Çoğunlukla buradaki yegâne sır, insanların nasıl yaşadıklarını bilmemeleridir. Bu sır onları, eğer iyiyse fotoğrafın kaçırmayacağı belli bir gizle, belli bir vahşilikle taçlandırır. Kim olduklarını bilmemelerine, nasıl yaşadıklarını bilmemelerine ihanet eden yüzlerdeki o saflık ve yazgı pırıltısını yakalar fotoğraf. Kurnaz, her şeyden haberdar, içe dönük, kendisiyle ilgili ve böylelikle de sırrı olmayan bu dünyanın ırkında tamamen eksik olan bu güçsüzlük ve şaşkınlık pırıltısı. Bu tür halklar için fotoğraf acımasızdır.
Fotoğrafik olan şey, yalnızca tecavüze uğramış, suçüstü yakalanmış, kendi iradesine rağmen açık edilmiş ve ortaya çıkarılmış olan şeydir; ne imgesi ne de kendi bilinci olduğundan hiçbir zaman temsil edilmemiş olan şeydir.

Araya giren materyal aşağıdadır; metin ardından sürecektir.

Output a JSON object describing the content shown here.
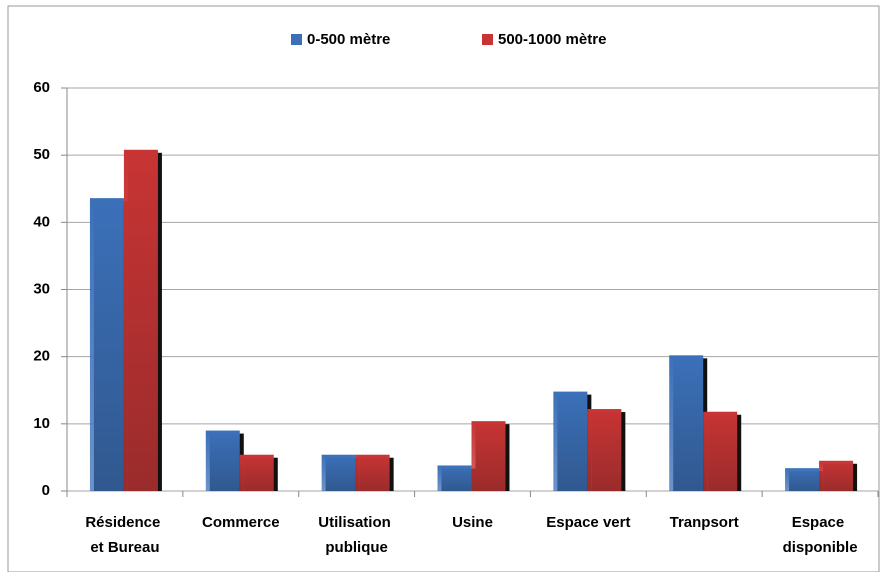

Yaban ya da bizim yabanıl yanımız kendini yansıtmaz. Kendisine yabanıl biçimde yabancıdır o. En çekici kadınlar kendilerine en yabancı olanlardır (Marilyn). İyi fotoğraf hiçbir şey göstermez, o gösterilemezliği, kendine (kendi bilinci ve isteğine) yabana olanın başkasılığını, nesnenin kökten egzotizmini yakalar.
Yabanlar gibi nesneler de bizden daha fotojenik ve Ruhbiliminden ve içe dönüklükten anında kurtulmuşlardır. Böylelikle objektifin karşısında tüm çekiciliklerini korurlar.
Fotoğraf bizim yokluğumuzda dünyanın durumunun hesabını verir. Objektif bu yokluğu araştırır. Heyecanlı ve dokunaklı yüzlerde ya da bedenlerde bile araştırdığı şey yine bu yokluktur. Yani en iyi fotoğrafı çekilebilen varlıklar, kendileri için ötekinin var olmadığı ya da artık var olmadığı varlıklardır (yabanıllar, sefiller, nesneler). Yalnızca insanlıkdışı olan fotojeniktir. Karşılıklı bir şaşkınlığın, böylelikle de dünyayla bizim aramızdaki karşılık suç ortaklığının işlemesinin bedeli budur.
Fotoğraf, bizim cin çıkarmamızdır. Yabani toplumun maskeleri, burjuva toplumunun aynaları vardı, bizimse imgelerimiz var. Teknik yoluyla dünyayı zorladığımızı sanıyoruz. Oysa teknik yoluyla bize kendini dayatan dünyadır ve bu tersyüz oluşa bağlı sürpriz etkisi de dikkate değer.